Hello all. I've no idea if I'm an outlier here, but I am looking for advice from women and I hope someone can help.

I'm currently in a relationship with a woman. We've been together a while, and I love her very much. She tells me she loves me.

She has an ex-boyfriend, much wealthier than I am. She tells me their relationship is platonic. Although they split up at least two years ago, he continues to buy her jewellery for occasions such as her birthday, and I happen to know she prefers the jewellery he buys her to the jewellery I buy her. And she often wears it for long periods, as well as items that he bought he bought her when they were together. In addition he takes her out to high-end restaurants as a matter of routine when they go out.

On one recent occasion when she went out with him, I saw her later that night. I remarked on the freshness of her make-up and perfume (which is unusual for her so late in the day). She joked that she had been 'dolled up' to meet 'someone'. She later told me it was another friend. Having checked her phone I know that she lied about that (but I recognise this may be because she is nervous about telling me when she sees this ex- and genuinely doesn't want me to think there's anything untoward going on; in fact, I happen to know that she regularly lies about when she sees him).

Believe it or not, I have no reason to think that she is sleeping with him.

What if anything should I read into the above?

Offred Fri 03-Jan-14 19:13:25

Unless you plan on sucking it up and letting her dictate your boundaries or forcing her to accept yours, which given she has demonstrated dishonesty she will likely only pay lip service to or you'll drive yourself insane checking, I can't see in what way you're going to move forward.

ProphetOfDoom Fri 03-Jan-14 19:14:21

Message withdrawn at poster's request.

Offred Fri 03-Jan-14 19:28:17

Sorry, I'm feeling particularly abrasive over the Christmas period this year. confused

ProphetOfDoom Fri 03-Jan-14 20:11:18

Message withdrawn at poster's request.

Offred Fri 03-Jan-14 20:12:49

Ha ha!

Dinnaeknowshitfromclay Fri 03-Jan-14 22:15:18

What Lazyjaney said up thread. Don't listen to what she says, listen to what she does. Actions speak far louder than words ever can. When she speaks, she just dismisses you. You sound too nice for her and should find someone that appreciates you. I was going to put 'more' at the end of that sentence but 'at all' would be a start!

GhettoPrincess001 Sat 04-Jan-14 08:12:36

Edward, are you taking the piss now ?

You've had your answer, you've confronted her and you seem to want to get right back to square one.

Cerisier Sat 04-Jan-14 08:49:11

Interesting post from prh, who has been there before.

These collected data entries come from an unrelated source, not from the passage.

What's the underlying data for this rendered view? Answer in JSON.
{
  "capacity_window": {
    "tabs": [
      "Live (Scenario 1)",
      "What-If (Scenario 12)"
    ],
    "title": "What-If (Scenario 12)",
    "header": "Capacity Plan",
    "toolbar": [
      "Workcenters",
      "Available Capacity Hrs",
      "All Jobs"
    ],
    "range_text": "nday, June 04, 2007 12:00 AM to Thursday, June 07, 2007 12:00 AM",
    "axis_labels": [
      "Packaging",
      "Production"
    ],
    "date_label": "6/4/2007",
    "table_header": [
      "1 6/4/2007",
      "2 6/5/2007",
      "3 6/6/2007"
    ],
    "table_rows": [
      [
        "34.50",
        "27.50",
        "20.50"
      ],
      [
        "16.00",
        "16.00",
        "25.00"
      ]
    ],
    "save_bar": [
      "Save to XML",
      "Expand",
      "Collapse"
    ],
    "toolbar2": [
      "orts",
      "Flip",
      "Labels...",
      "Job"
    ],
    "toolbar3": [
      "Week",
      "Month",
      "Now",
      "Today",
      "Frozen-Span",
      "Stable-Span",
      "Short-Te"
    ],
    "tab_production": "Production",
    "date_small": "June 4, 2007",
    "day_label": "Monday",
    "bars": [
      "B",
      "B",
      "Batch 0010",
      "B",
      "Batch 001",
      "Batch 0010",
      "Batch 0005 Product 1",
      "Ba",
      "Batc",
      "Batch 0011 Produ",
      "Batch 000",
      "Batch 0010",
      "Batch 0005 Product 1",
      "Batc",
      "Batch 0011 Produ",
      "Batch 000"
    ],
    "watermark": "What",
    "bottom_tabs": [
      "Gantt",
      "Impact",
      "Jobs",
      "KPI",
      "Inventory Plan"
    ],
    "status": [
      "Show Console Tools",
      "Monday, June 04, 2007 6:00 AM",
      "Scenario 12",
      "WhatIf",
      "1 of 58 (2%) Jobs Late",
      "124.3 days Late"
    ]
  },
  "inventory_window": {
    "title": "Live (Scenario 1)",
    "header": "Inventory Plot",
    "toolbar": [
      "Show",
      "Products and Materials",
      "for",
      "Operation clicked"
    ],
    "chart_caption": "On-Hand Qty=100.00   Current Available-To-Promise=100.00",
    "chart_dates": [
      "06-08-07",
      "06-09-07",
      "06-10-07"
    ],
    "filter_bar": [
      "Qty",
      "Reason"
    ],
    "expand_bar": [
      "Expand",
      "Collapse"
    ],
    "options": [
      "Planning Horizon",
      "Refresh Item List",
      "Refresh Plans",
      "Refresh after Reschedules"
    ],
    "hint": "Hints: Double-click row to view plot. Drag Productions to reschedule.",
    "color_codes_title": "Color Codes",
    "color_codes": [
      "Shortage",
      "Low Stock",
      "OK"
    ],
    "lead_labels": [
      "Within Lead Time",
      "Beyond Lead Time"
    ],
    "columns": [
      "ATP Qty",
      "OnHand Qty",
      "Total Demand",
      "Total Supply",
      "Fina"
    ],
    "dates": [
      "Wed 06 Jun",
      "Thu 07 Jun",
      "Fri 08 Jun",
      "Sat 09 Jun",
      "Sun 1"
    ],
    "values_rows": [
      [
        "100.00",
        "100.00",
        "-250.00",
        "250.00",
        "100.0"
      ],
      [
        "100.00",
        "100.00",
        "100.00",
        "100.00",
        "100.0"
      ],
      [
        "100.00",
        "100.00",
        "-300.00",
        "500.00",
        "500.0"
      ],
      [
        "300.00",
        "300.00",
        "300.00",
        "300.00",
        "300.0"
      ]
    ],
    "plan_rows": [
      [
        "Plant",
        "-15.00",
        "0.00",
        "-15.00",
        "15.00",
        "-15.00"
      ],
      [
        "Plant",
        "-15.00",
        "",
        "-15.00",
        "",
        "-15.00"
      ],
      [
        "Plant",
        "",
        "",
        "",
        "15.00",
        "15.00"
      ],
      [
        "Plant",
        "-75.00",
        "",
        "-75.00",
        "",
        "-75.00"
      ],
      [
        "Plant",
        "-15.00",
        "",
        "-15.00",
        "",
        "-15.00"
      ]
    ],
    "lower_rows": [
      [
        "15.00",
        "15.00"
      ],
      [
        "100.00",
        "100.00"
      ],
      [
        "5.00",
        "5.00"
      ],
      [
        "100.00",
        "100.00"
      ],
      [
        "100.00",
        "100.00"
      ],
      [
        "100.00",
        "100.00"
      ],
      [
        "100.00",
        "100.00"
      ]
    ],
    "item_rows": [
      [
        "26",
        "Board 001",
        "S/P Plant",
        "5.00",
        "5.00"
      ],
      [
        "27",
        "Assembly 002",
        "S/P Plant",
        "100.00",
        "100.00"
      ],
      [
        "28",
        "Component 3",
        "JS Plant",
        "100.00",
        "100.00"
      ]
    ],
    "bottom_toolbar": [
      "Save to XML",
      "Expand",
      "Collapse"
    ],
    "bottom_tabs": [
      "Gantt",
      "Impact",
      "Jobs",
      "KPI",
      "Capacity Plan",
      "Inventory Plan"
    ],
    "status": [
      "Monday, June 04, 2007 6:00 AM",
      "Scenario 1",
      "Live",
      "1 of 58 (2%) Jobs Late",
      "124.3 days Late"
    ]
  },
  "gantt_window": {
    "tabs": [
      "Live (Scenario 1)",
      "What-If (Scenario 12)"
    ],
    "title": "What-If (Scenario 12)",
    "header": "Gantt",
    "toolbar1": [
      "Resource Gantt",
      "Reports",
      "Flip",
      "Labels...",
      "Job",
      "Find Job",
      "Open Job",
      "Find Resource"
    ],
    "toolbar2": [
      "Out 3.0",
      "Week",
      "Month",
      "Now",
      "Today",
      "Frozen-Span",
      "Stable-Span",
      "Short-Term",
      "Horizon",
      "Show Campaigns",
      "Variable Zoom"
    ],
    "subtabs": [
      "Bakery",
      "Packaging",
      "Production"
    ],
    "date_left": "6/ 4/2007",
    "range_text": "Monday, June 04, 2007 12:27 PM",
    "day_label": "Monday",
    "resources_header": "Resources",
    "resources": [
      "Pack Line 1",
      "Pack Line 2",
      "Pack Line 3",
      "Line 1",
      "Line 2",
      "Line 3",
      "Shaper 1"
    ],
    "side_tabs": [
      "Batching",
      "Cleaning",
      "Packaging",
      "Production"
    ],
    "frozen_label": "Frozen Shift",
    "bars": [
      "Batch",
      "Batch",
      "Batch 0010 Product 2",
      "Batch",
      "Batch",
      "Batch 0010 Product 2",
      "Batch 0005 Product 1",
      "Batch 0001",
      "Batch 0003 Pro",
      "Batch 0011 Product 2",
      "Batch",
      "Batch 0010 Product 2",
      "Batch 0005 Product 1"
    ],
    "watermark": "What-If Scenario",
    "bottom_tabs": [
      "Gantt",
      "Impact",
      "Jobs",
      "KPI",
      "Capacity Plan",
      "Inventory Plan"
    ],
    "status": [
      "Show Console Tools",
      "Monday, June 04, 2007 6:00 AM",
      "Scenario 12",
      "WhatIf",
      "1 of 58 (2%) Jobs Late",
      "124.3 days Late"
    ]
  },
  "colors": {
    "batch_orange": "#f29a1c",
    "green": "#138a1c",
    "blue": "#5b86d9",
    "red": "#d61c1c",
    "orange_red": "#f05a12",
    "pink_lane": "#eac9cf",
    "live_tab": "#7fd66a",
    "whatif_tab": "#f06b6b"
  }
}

You are being very respectful of your GF but respect is a two-way street and you aren't getting any respect back that I can see. How is this relationship going to move forward if the ex remains in the picture?

Is she still going to see the ex and accept gifts from him?

Jaffacakesallround Sat 04-Jan-14 09:25:21

Oh Edward

This woman made it plain that she wanted to end it when you confronted her. She didn't hesitate. Look at what you wrote.

But you clawed your way back, begging more or less, for some sort of a relationship with her.

She's done the classic 'oh I wouldn't be jealous if the boot was on the other foot'- which is a rubbish way of defending her behaviour.

What's happened is that you have said how you feel, then back pedalled when she's fed you a line or two.

she's now happy to carry on seeing both of you- god knows why. what does she get out of it with you- great sex? Good company?

sorry to sound harsh but you sound weak and it's clear she's using you. wake up.